Robust Semi-Supervised Learning for Histopathology Images through Self-Supervision Guided Out-of-Distribution Scoring

Semi-supervised learning (semi-SL) is a promising alternative to supervised learning for medical image analysis when obtaining good quality supervision for medical imaging is difficult. However, semi-SL assumes that the underlying distribution of unaudited data matches that of the few labeled samples, which is often violated in practical settings, particularly in medical images. The presence of out-of-distribution (OOD) samples in the unlabeled training pool of semi-SL is inevitable and can reduce the efficiency of the algorithm. Common preprocessing methods to filter out outlier samples may not be suitable for medical images that involve a wide range of anatomical structures and rare morphologies. In this paper, we propose a novel pipeline for addressing open-set supervised learning challenges in digital histology images. Our pipeline efficiently estimates an OOD score for each unlabelled data point based on self-supervised learning to calibrate the knowledge needed for a subsequent semi-SL framework. The outlier score derived from the OOD detector is used to modulate sample selection for the subsequent semi-SL stage, ensuring that samples conforming to the distribution of the few labeled samples are more frequently exposed to the subsequent semi-SL framework. Our framework is compatible with any semi-SL framework, and we base our experiments on the popular Mixmatch semi-SL framework. We conduct extensive studies on two digital pathology datasets, Kather colorectal histology dataset and a dataset derived from TCGA-BRCA whole slide images, and establish the effectiveness of our method by comparing with popular methods and frameworks in semi-SL algorithms through various experiments.
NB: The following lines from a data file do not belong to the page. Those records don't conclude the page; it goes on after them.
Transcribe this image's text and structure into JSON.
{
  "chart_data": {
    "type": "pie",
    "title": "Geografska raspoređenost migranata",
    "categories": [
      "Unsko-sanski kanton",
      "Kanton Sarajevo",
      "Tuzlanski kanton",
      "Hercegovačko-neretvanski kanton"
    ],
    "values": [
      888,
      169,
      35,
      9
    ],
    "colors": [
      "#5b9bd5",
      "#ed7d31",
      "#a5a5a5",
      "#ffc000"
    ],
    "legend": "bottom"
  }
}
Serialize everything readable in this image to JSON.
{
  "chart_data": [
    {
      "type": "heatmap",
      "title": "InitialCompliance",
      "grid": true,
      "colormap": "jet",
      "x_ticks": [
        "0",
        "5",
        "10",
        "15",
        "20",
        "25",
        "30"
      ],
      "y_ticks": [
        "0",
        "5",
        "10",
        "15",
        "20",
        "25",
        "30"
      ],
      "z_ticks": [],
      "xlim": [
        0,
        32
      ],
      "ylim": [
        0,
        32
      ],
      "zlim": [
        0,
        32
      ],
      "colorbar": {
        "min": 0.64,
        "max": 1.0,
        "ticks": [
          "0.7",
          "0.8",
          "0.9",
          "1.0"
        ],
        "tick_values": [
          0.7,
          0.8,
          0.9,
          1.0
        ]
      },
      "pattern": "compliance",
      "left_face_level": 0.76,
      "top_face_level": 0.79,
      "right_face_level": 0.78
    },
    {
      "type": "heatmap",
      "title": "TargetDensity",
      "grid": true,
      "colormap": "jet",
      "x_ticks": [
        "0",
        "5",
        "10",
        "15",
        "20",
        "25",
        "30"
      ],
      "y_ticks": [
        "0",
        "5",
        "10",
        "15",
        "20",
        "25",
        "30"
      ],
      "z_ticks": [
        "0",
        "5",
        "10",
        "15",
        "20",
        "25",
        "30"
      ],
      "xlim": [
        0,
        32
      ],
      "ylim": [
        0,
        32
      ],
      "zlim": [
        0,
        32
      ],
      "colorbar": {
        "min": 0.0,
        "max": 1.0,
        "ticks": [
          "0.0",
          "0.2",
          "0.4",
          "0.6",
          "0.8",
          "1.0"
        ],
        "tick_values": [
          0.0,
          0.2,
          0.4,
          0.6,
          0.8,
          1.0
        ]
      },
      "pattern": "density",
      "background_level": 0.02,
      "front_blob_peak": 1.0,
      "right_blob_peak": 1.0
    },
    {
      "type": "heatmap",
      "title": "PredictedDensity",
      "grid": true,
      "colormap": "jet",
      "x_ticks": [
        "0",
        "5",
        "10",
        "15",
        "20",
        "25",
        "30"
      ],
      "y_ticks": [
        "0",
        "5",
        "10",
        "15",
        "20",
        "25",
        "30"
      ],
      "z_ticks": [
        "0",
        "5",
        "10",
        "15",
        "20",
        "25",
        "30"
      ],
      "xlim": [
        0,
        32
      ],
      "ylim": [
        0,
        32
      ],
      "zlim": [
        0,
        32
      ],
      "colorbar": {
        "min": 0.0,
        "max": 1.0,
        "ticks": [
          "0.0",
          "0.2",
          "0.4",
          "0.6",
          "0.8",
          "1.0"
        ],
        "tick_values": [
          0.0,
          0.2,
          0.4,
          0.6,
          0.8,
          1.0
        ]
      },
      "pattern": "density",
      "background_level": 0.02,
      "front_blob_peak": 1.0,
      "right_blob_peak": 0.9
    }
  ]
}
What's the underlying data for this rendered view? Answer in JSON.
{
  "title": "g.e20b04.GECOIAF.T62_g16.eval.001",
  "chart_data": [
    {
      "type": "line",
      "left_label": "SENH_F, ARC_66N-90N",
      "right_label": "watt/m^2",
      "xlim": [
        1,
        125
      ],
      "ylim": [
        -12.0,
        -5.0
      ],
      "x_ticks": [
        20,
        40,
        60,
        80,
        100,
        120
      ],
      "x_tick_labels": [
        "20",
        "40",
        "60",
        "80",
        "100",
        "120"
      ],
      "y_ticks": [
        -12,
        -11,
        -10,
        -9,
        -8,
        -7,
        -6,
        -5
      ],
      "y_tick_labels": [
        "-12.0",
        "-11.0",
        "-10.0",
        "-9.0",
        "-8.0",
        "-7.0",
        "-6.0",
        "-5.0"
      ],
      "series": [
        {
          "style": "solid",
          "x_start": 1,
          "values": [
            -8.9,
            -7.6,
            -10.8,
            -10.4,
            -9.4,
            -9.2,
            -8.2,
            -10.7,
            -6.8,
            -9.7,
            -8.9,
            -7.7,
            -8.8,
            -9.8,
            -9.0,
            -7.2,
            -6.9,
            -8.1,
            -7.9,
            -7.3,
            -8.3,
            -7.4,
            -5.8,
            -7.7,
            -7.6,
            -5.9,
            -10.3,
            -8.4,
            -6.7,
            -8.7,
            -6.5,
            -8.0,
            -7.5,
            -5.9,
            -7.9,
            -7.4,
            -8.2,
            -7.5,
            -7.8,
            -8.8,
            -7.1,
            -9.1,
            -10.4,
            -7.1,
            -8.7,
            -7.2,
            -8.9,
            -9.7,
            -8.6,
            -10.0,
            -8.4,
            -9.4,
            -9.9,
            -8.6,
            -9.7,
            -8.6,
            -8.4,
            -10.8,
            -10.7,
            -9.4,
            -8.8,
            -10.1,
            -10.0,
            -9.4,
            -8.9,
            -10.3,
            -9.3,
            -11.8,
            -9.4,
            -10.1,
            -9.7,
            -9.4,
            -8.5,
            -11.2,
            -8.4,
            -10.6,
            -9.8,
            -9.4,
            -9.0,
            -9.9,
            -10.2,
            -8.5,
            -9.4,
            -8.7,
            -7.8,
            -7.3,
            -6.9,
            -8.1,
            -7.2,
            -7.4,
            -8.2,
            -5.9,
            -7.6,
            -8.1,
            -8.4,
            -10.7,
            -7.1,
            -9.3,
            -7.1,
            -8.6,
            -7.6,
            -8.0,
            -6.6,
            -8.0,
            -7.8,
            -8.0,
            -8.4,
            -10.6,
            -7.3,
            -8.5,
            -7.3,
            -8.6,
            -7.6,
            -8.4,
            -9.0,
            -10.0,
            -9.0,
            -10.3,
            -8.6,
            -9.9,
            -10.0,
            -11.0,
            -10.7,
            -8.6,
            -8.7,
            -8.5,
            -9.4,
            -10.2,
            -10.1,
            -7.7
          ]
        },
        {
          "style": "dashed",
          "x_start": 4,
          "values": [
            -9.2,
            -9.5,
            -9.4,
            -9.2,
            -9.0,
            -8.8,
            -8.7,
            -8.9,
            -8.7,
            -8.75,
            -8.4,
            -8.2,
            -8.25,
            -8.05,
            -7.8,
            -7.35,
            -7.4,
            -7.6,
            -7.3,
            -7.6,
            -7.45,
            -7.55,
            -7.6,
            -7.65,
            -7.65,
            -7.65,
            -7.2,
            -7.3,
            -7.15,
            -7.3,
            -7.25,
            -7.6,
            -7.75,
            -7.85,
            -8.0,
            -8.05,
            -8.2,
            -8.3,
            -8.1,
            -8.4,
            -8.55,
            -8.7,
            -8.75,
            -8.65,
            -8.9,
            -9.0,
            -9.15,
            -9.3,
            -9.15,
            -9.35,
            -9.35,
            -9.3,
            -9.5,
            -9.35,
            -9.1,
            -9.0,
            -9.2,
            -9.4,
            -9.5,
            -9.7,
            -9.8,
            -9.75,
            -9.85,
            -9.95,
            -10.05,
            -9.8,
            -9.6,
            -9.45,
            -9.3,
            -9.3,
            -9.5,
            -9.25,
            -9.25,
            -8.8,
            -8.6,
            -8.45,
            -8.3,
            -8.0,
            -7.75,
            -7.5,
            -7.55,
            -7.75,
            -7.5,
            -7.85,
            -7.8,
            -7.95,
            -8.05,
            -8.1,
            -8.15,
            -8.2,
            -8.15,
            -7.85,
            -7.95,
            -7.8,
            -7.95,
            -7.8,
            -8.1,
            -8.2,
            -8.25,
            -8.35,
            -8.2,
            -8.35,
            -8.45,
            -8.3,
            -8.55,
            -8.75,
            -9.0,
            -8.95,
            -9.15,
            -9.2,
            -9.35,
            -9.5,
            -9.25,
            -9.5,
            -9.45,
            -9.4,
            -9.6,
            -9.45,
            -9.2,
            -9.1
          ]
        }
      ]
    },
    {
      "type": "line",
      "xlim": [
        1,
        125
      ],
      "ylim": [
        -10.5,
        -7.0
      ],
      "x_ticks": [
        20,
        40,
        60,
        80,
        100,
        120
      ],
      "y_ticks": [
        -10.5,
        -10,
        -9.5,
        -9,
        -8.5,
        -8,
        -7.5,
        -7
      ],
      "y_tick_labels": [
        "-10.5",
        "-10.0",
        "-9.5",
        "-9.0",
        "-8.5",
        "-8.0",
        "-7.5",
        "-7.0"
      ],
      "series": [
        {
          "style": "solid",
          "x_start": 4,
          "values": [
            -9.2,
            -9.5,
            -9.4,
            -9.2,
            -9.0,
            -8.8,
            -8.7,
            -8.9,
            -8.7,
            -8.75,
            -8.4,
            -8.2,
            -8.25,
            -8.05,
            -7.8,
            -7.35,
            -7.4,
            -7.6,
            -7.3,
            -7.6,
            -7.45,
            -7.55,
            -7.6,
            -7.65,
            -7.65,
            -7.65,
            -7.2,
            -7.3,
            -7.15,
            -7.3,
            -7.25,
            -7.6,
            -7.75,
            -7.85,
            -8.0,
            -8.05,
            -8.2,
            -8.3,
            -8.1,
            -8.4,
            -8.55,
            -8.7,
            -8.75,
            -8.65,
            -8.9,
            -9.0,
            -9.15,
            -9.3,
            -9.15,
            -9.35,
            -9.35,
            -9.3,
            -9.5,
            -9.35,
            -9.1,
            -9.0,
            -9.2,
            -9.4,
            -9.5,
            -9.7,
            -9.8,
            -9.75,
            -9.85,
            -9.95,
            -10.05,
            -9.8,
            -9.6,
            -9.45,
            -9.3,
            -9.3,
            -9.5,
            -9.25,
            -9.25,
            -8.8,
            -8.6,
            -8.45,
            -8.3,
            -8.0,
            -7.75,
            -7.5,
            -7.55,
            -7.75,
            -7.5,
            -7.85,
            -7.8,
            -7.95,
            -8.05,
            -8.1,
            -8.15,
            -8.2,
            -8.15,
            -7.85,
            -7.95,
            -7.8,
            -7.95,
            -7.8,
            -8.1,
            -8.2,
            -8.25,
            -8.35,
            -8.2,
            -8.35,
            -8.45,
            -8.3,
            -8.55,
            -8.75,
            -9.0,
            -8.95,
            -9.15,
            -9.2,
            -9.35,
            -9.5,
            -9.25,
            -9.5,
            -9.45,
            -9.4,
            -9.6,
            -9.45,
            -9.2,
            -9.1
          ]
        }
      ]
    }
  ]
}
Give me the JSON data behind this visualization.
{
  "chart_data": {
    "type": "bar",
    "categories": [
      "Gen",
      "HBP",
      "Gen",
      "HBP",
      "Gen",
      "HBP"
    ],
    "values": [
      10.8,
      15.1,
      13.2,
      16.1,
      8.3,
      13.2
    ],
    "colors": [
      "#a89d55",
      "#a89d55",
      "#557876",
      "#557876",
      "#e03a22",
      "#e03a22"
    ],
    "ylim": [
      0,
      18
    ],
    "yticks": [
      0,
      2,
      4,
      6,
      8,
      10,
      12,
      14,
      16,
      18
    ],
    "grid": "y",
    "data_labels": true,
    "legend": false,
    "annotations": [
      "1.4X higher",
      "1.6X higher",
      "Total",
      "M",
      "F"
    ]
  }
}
翻译：半监督学习（Semi-SL）是医学图像分析中一种有前景的有监督学习替代方案，尤其适用于难以获取高质量标注的医疗影像场景。然而，半监督学习假设未标注数据的潜在分布与少量标注样本的分布一致，这一假设在实际场景（尤其是医学图像）中常被违反。半监督学习未标注训练池中分布外（OOD）样本的出现不可避免，且会降低算法效率。针对医学图像中广泛存在的解剖结构差异与罕见形态特征，常规的异常样本预处理过滤方法可能并不适用。本文提出了一种面向数字组织病理学图像的开集监督学习问题的新型处理流程。该流程基于自监督学习为每个未标注数据点高效估计分布外评分，从而校准后续半监督框架所需的知识。通过分布外检测器导出的异常评分，我们可调制后续半监督阶段的样本选择策略，确保符合少量标注样本分布的训练样本更频繁地暴露于后续半监督框架中。本框架兼容任意半监督学习框架，实验基于流行的Mixmatch半监督框架开展。我们在两个数字病理学数据集（Kather结直肠组织病理学数据集及源自TCGA-BRCA全切片图像的数据集）上进行了广泛研究，通过半监督算法中主流方法与框架的对比实验，验证了所提方法的有效性。